Importante dizer que o trabalho do Einstein não fica só nas clínicas particulares. Desde 2018, Dr. Amaro lidera um projeto de Big Data para o Ministério da Saúde, desenvolvendo um Banco Nacional de Imagens Médicas e algoritmos de IA para o SUS. Isso ajuda no diagnóstico automático de doenças como zika, tuberculose e melanoma, levando tecnologia de ponta para o sistema público.

Grupo Fleury: 15 minutos que salvam uma vida

No Grupo Fleury, o diretor João Vicente Alvarenga mostrou como a medicina diagnóstica está sendo revolucionada. Eles usam uma tecnologia da startup Aidoc que analisa tomografias computadorizadas assim que as imagens são geradas. Se algo grave aparece, a IA avisa o radiologista na hora para que o caso seja tratado com urgência.

Essa ferramenta consegue identificar problemas sérios como embolia pulmonar, sangramento no cérebro e fraturas na coluna. O resultado é impressionante: o tempo para detectar esses achados caiu para cerca de 15 minutos. Desde que a tecnologia foi implementada, 656 vidas foram positivamente impactadas pela agilidade na comunicação entre médicos.

Além disso, em exames de ressonância magnética, o Fleury conseguiu dobrar o número de atendimentos por hora usando a IA. Mais de 1.500 casos graves são identificados mais cedo graças a essa tecnologia. Eles também investem em medicina personalizada com o Oncofoco, um exame que usa IA para ajudar médicos a encontrar remédios e tratamentos específicos para pacientes com câncer.

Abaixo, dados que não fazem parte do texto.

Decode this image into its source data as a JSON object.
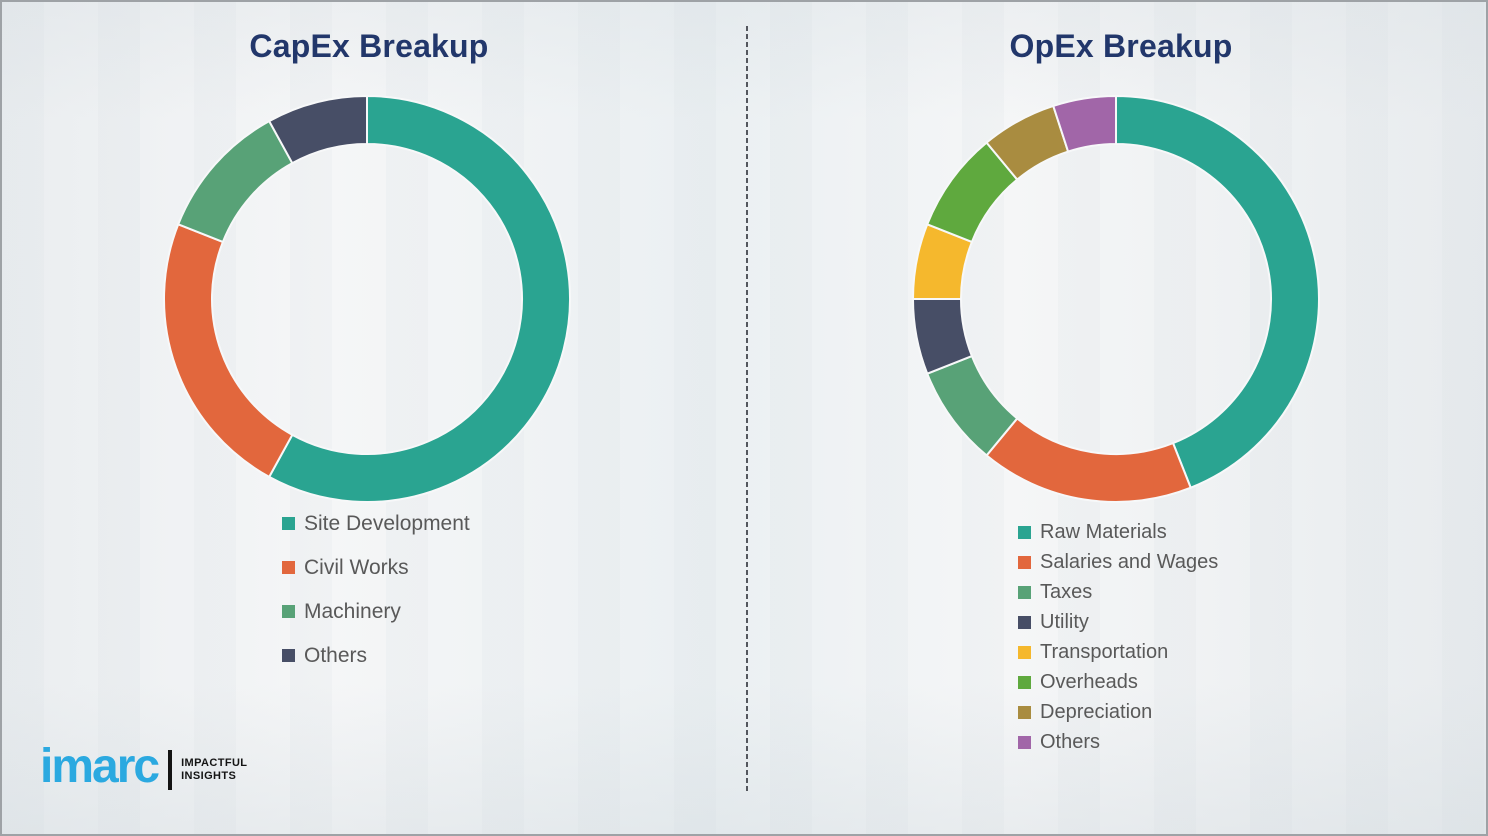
{
  "page": {
    "background_color": "#F5F6F7",
    "border_color": "#9EA2A6",
    "divider_style": "vertical-dashed"
  },
  "chart_data": [
    {
      "type": "pie",
      "subtype": "donut",
      "title": "CapEx Breakup",
      "labels": [
        "Site Development",
        "Civil Works",
        "Machinery",
        "Others"
      ],
      "values": [
        58,
        23,
        11,
        8
      ],
      "colors": [
        "#2AA491",
        "#E2673D",
        "#58A277",
        "#474E66"
      ],
      "start_angle_deg": 0,
      "direction": "clockwise",
      "donut_hole_ratio": 0.765,
      "legend_position": "below-left",
      "data_labels_shown": false
    },
    {
      "type": "pie",
      "subtype": "donut",
      "title": "OpEx Breakup",
      "labels": [
        "Raw Materials",
        "Salaries and Wages",
        "Taxes",
        "Utility",
        "Transportation",
        "Overheads",
        "Depreciation",
        "Others"
      ],
      "values": [
        44,
        17,
        8,
        6,
        6,
        8,
        6,
        5
      ],
      "colors": [
        "#2AA491",
        "#E2673D",
        "#58A277",
        "#474E66",
        "#F5B82D",
        "#5FA93E",
        "#A98C40",
        "#A166A8"
      ],
      "start_angle_deg": 0,
      "direction": "clockwise",
      "donut_hole_ratio": 0.765,
      "legend_position": "below-left",
      "data_labels_shown": false
    }
  ],
  "branding": {
    "logo_text": "imarc",
    "logo_color": "#2BA9E0",
    "tagline_line1": "IMPACTFUL",
    "tagline_line2": "INSIGHTS"
  }
}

Rede D'Or: IA que encontra o que passaria despercebido

Jefferson Santana, CTO da Rede D'Or São Luiz, uma das maiores redes de saúde da América Latina, mostrou como a IA está sendo usada em larga escala. A Rede D'Or implementou o projeto NLP (Processamento de Linguagem Natural), onde um robô, todas as noites, vasculha milhares de laudos de tomografias em busca de nódulos suspeitos de câncer de pulmão – mesmo que o exame tenha sido feito por outro motivo.

Pela manhã, enfermeiras recebem a lista e começam a entrar em contato com esses pacientes para uma investigação mais aprofundada. Isso é fundamental, pois 70% dos casos de câncer de pulmão são descobertos já em estágio avançado. Com a IA, nódulos que passariam despercebidos são identificados e investigados mais cedo.

Os hospitais da rede também usam IA para analisar imagens de raio-X, tomografias e ressonâncias, procurando sinais de câncer ou alertando sobre possíveis doenças raras. Na hora de planejar cirurgias, a tecnologia permite que os médicos planejem os procedimentos de forma virtual, adaptando tudo durante a operação.

Microsoft: a base da revolução

Patrick Soares, da Microsoft, explicou que a empresa oferece as ferramentas de IA que sustentam a operação de grandes instituições como Einstein, Fleury e Rede D'Or. A Microsoft garante que os hospitais brasileiros tenham acesso às soluções mais avançadas do mundo, sempre adaptadas à nossa realidade e às nossas leis.

A mensagem principal do evento é clara: a inteligência artificial não é mais uma questão de “se” ou “quando” ela vai chegar, mas de “como” será implementada. As empresas pioneiras de 2025 já estão definindo seus modelos operacionais, unindo a inteligência insubstituível dos humanos com a capacidade analítica e operacional da IA.

  • Humanos com assistentes: Profissionais de saúde usam a IA para tomar decisões melhores, como o HStory do Einstein.
  • Equipes de humanos e agentes: Juntam equipes humanas com inteligências artificiais trabalhando juntas, como no projeto Watcher do Einstein.
  • Liderado por humanos, operado por agentes: Onde a estratégia é humana, mas robôs operam sozinhos em tarefas como a triagem noturna de laudos da Rede D'Or.

Para os médicos, isso pode significar mais tempo para cuidar das pessoas. Para os pacientes, diagnósticos mais rápidos e precisos. E para o sistema de saúde, a chance de oferecer um atendimento mais justo e de qualidade para todos, como acontece com as ferramentas que o Einstein desenvolve para o SUS. O objetivo final é um futuro onde todos possam viver com mais saúde e bem-estar.